Saturday, October 21, 2017

Stephen Hickey's piece in response to Wendell Berry's poem, How to Be a Poet

Stephen Hickey
Wendell Berry's How to Be a Poet works for him.  Perhaps there is some inspiration for all of us but I think he leaves a lot out that would later have occurred to him and he would have a never-ending and never-to-be- finished grand and grander opus if he were to add all that will occur to him.
And this is just for him now and him to come.
For the rest of us the problems multiply and need to be adjusted to fit ourselves.
Let us consider, what is the stuff of poetry?  What can it include, what needs to be left out?
Can some things be poetry for some but vain unnecessary mundanities for others?
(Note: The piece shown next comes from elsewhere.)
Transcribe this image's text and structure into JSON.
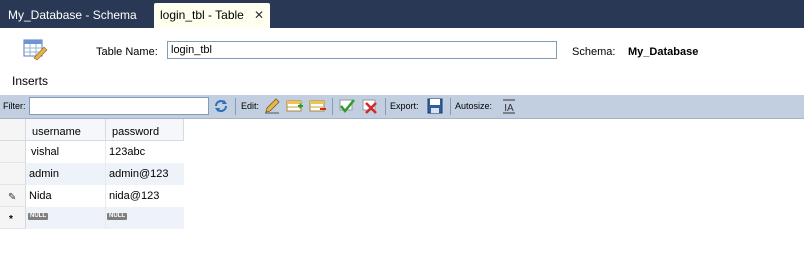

I guess it's how it's thought of and how expressed that makes almost anything the stuff of poetry.
For me poetry can be what you need at the moment; what Berry describes is of what he needed at the moment he wrote it down.
Poetry is the progression of our constantly changing psyches, what stays with us when we have moved on and reach back for when we need to remember, what we experienced to help us in the now, things that lasted
for our needs now. 
Silence and nothingness seem the poetry of death. The fear and hysteria which they bring
us now are the poetry of the now.  The helpless is the poetry of the what-is-to-come.
The Poetries of the now are the straw that not quite make that bale that might float
and bear us for a while as the hopes of life, no matter how well-filled, will be the vanity
of the eternities we all inhabit.
These are the poetries we will need in the times to come.
These are the poetries we have always had.  There is only hope in the uncertainties
and in the shapelessness of these thoughts.